Es vital permitirles ir a su ritmo, incluso si esto requiere mucha paciencia. Coaccionar, restringir cantidades, forzar o premiar a un niño para que coma interfiere con los mecanismos innatos de regulación del hambre y la saciedad, lo que puede influir negativamente en su capacidad de percepción. Esta conducta, mantenida en el tiempo, se relaciona con un mayor riesgo de sobrepeso y obesidad, comportamientos aversivos a determinadas comidas y favorece una alimentación poco variada. Tampoco se debe forzar a terminar una comida o distraerlo para que coma, ya que forzarles conlleva la pérdida del control de la saciedad y el desarrollo de obesidad. Ofrecer alimentos como consuelo también está relacionado con un mayor riesgo de sobrepeso.
Para estructurar las comidas, se ha extendido la utilización del concepto del plato saludable, que se basa en el plato de Harvard y su versión española, el Nutriplato, para lograr una dieta equilibrada en proporciones y nutrientes. Es frecuente que las raciones ofrecidas sean de un tamaño mayor que lo que el niño desea, sin tener en cuenta la variabilidad del apetito ni la autonomía del niño. Un recurso para calcular de forma aproximada las cantidades es el "método de la mano", que utiliza la mano del niño para orientar la cantidad de cada grupo de alimentos. Por ejemplo, la porción de proteína (carne, pescado y huevo) debe ser del tamaño de la palma de la mano del niño.

Alimentos y Bebidas a Evitar
La ingesta de azúcares, especialmente la sacarosa, es el principal factor de riesgo para la formación de placa bacteriana y caries, además de incrementar el riesgo cardiovascular.
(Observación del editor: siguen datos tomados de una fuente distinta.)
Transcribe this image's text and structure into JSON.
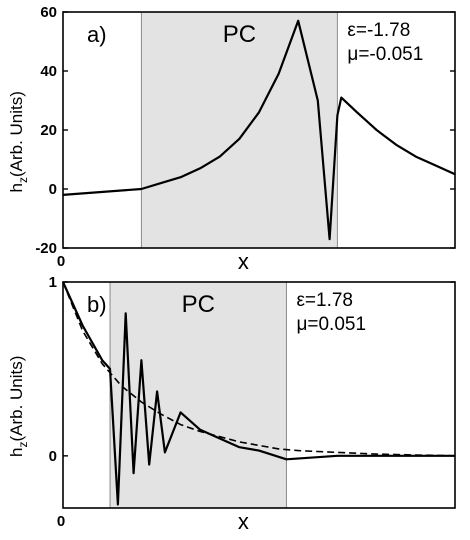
{
  "chart_data": [
    {
      "type": "line",
      "panel_label": "a)",
      "region_label": "PC",
      "region_x": [
        0.2,
        0.7
      ],
      "params": [
        "ε=-1.78",
        "μ=-0.051"
      ],
      "xlabel": "x",
      "ylabel_main": "h",
      "ylabel_sub": "z",
      "ylabel_rest": "(Arb. Units)",
      "xlim": [
        0,
        1
      ],
      "ylim": [
        -20,
        60
      ],
      "yticks": [
        -20,
        0,
        20,
        40,
        60
      ],
      "xtick_labels": [
        "0"
      ],
      "series": [
        {
          "style": "solid",
          "x": [
            0.0,
            0.2,
            0.25,
            0.3,
            0.35,
            0.4,
            0.45,
            0.5,
            0.55,
            0.6,
            0.65,
            0.68,
            0.7,
            0.71,
            0.75,
            0.8,
            0.85,
            0.9,
            0.95,
            1.0
          ],
          "y": [
            -2,
            0,
            2,
            4,
            7,
            11,
            17,
            26,
            39,
            57,
            30,
            -17,
            25,
            31,
            26,
            20,
            15,
            11,
            8,
            5
          ]
        }
      ]
    },
    {
      "type": "line",
      "panel_label": "b)",
      "region_label": "PC",
      "region_x": [
        0.12,
        0.57
      ],
      "params": [
        "ε=1.78",
        "μ=0.051"
      ],
      "xlabel": "x",
      "ylabel_main": "h",
      "ylabel_sub": "z",
      "ylabel_rest": "(Arb. Units)",
      "xlim": [
        0,
        1
      ],
      "ylim": [
        -0.3,
        1.0
      ],
      "yticks": [
        0,
        1
      ],
      "xtick_labels": [
        "0"
      ],
      "series": [
        {
          "style": "solid",
          "x": [
            0.0,
            0.05,
            0.1,
            0.12,
            0.14,
            0.16,
            0.18,
            0.2,
            0.22,
            0.24,
            0.26,
            0.3,
            0.35,
            0.4,
            0.45,
            0.5,
            0.57,
            0.7,
            0.85,
            1.0
          ],
          "y": [
            1.0,
            0.75,
            0.55,
            0.5,
            -0.28,
            0.82,
            -0.1,
            0.55,
            -0.05,
            0.37,
            0.02,
            0.25,
            0.15,
            0.1,
            0.05,
            0.03,
            -0.02,
            0.0,
            0.0,
            0.0
          ]
        },
        {
          "style": "dashed",
          "x": [
            0.0,
            0.05,
            0.1,
            0.15,
            0.2,
            0.25,
            0.3,
            0.35,
            0.4,
            0.45,
            0.5,
            0.55,
            0.6,
            0.7,
            0.8,
            0.9,
            1.0
          ],
          "y": [
            1.0,
            0.72,
            0.53,
            0.4,
            0.31,
            0.24,
            0.18,
            0.14,
            0.11,
            0.08,
            0.06,
            0.04,
            0.03,
            0.02,
            0.01,
            0.005,
            0.0
          ]
        }
      ]
    }
  ]
}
En las últimas décadas, ha aumentado el consumo de alimentos ultraprocesados, ricos en sal, azúcar y grasas saturadas, en niños menores de 2 años. La OMS advierte que su consumo se asocia a desnutrición, sobrepeso y otras consecuencias adversas. Por ello, no son recomendables los alimentos azucarados, ultraprocesados y/o con mucho contenido en grasas. Como bebida principal, el agua es la mejor opción, evitando refrescos y bebidas azucaradas.
Las comidas se pueden organizar en 4 a 5 tomas: 20-25% en el desayuno, 10% a media mañana, 20-25% en la comida, 10% en la merienda y 25% en la cena. Cada niño precisa una cantidad de alimentos diferente, y el apetito es variable a lo largo de cada período de crecimiento.
Apoyo y Orientación Profesional
Es fundamental que las familias accedan a información fiable sobre la salud y alimentación de sus hijos a través del pediatra y recursos especializados. La labor del pediatra es conocer las diferencias madurativas de cada etapa del niño, sus necesidades nutricionales y cómo adecuar la alimentación en cada momento, para así asesorar a los padres en las sucesivas revisiones de salud.